O milagre

O som da chuva cai lá fora. Aqui dentro eu observo tudo, atenta. O cachorro late entediado, não aguenta mais sua prisão caseira. O choro do bebe vem fraquinho lá dos fundos. Um trovão abala as finas paredes da casa. Minha garotinha vem correndo se esconder entre minhas pernas. Pego-a no colo e passo para o outro cômodo da casa. O benheiro e quarto para o bebe. Ali chove menos. O bebe chora. Um choro sentido da fome de quem não come há muito tempo.

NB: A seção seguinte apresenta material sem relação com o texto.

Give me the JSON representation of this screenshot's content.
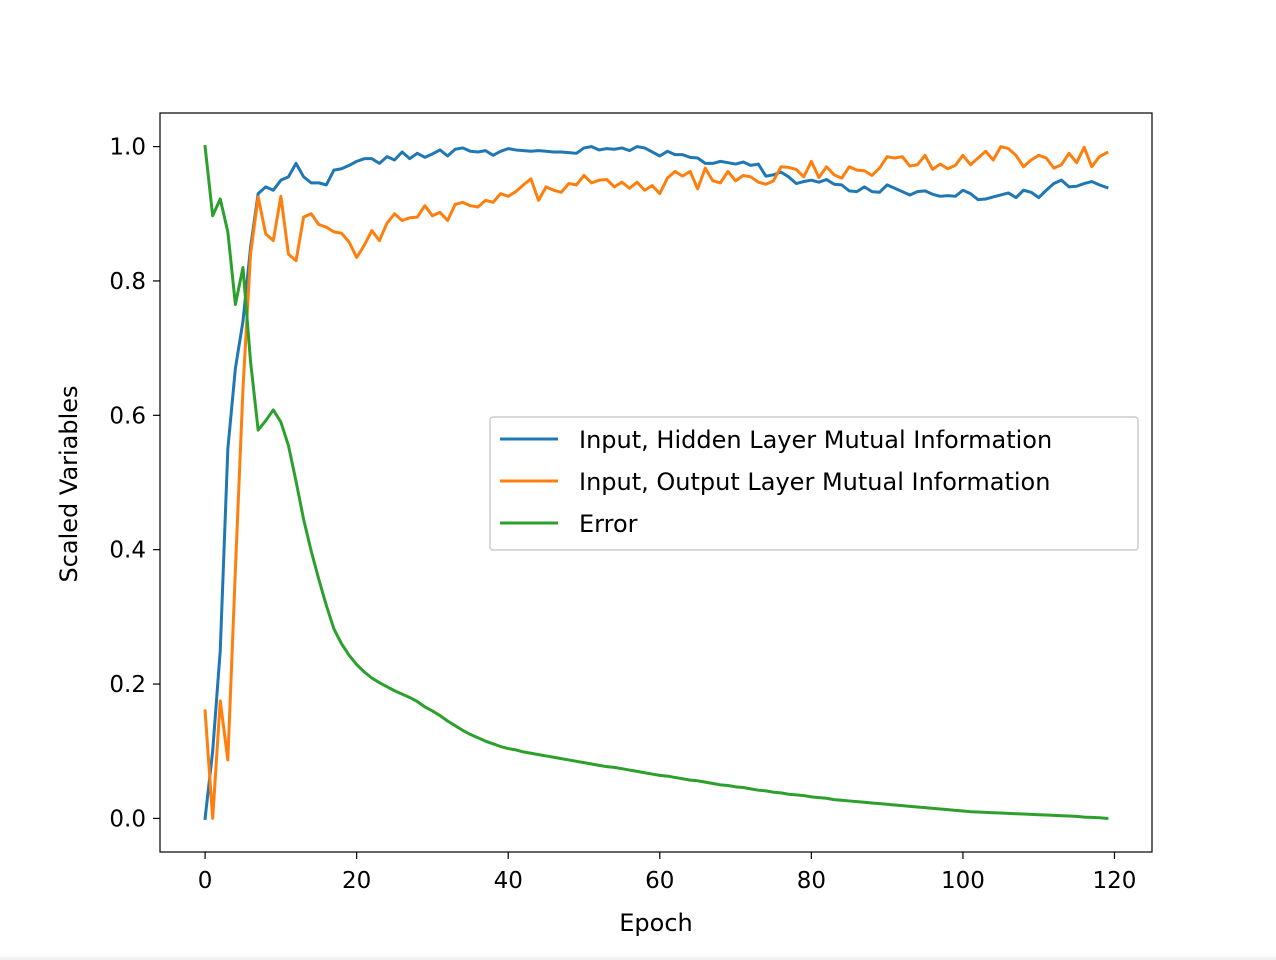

Passo-lhe a mão sobre a cabeça, e cantarolo uma cantiga. Espero que volte a dormir. Não tenho comida para dar-lhe. Não até que o marido volte, isso, se voltar. A pequena em meu colo também clama por comida. Mas nada a para se fazer, apenas esperar e esperançar. Volto com a pequena para a sala/quarto/cozinha. Aninho-a em meu colo, sentada no chão velho e puído, apoiada na parede cinzenta e úmida. Canto com a voz embargada de pesar e choro.
Até o cachorro silenciá-se, mortificado com a fome. A chuva cada vez mais forte lava o mundo manchado de miséria. As horas passam maçantes e pesadas. A chuva não nos da trégua. Velo o sono de meus filhos. Atenta a porta e a janela. Enchentes são tão comuns nessa parte da cidade, e tão perigosas também.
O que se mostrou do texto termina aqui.